It was bitter. Blech-inducing. So disappointing.
But I returned home to Niagara still inspired, if without a highbush cranberry muse.
|A homemade fruit roll-up.|
With Bosc pears abounding and some Ginger gold apples in a care package my mom sent along, I was determined to make fruit leather and stretch it like Gumby, wrap it around the tip of my finger and bite it off ravenously.
As I chopped apples and pears and sauced them, spread separate batches into baking pans to test different variations bound for my toaster oven-turned-dehydrator, I couldn't wait to enjoy the results on my black vinyl kitchen chairs. There, I would pretend I was back on that boat bench, wresting sticky fruit leather from my dad's grip.
Only this time, I'd get the bigger piece. And I'd wipe my fingers with a napkin afterward. German sensibilities, you know.
Fall fruit leather4 cups mixed apples and pears, chopped and peeled (you can use other fall fruit, such as cranberries or quince, in this mix)
1/2 cup water
2 tbsp fall flower honey (I used some I found on a recent trip to the Finger Lakes but check out Rose and Ken Bartel on Lakeshore Road in Niagara-on-the-Lake. Their son is just finishing up a batch of fall honey).
1/2 tsp lemon juice
1/4 tsp cinnamon
Peel and chop fruit, put in saucepan over medium heat and add water. Bring to a simmer for 15 minutes, stirring occasionally, or until fruit chunks start breaking apart with spoon.
Purée with hand blender or in a food processor, ensuring fruit is a smooth sauce with no chunks.

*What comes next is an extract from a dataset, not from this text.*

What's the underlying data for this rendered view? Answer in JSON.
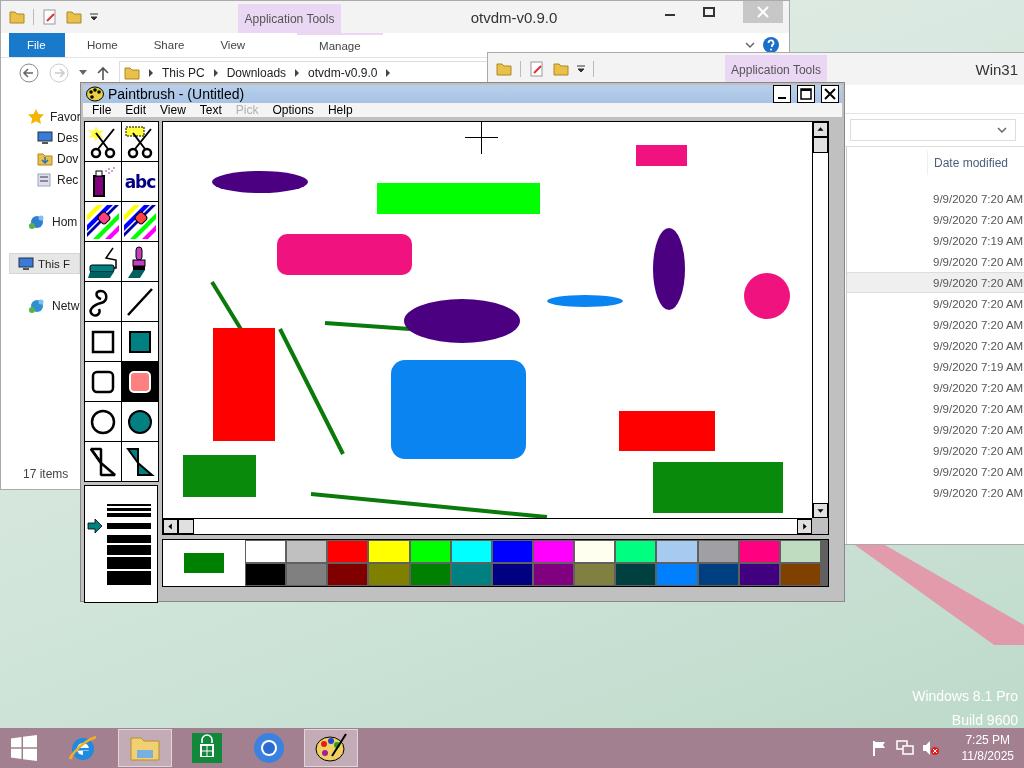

Add honey, one tablespoon at first, then add lemon juice. Test for sweetness. If you want it sweeter, add the second tablespoon of honey or leave as is.
Line a small baking pan with parchment paper. Pour purée onto parchment, spreading evenly. Put in toaster oven on 150°F for up to 12 hours. Check regularly after eight hours.
Fruit leather should be sticky, shiny and slightly firm but should peel away from parchment easily. Roll up in parchment and store in air-tight container in the freezer.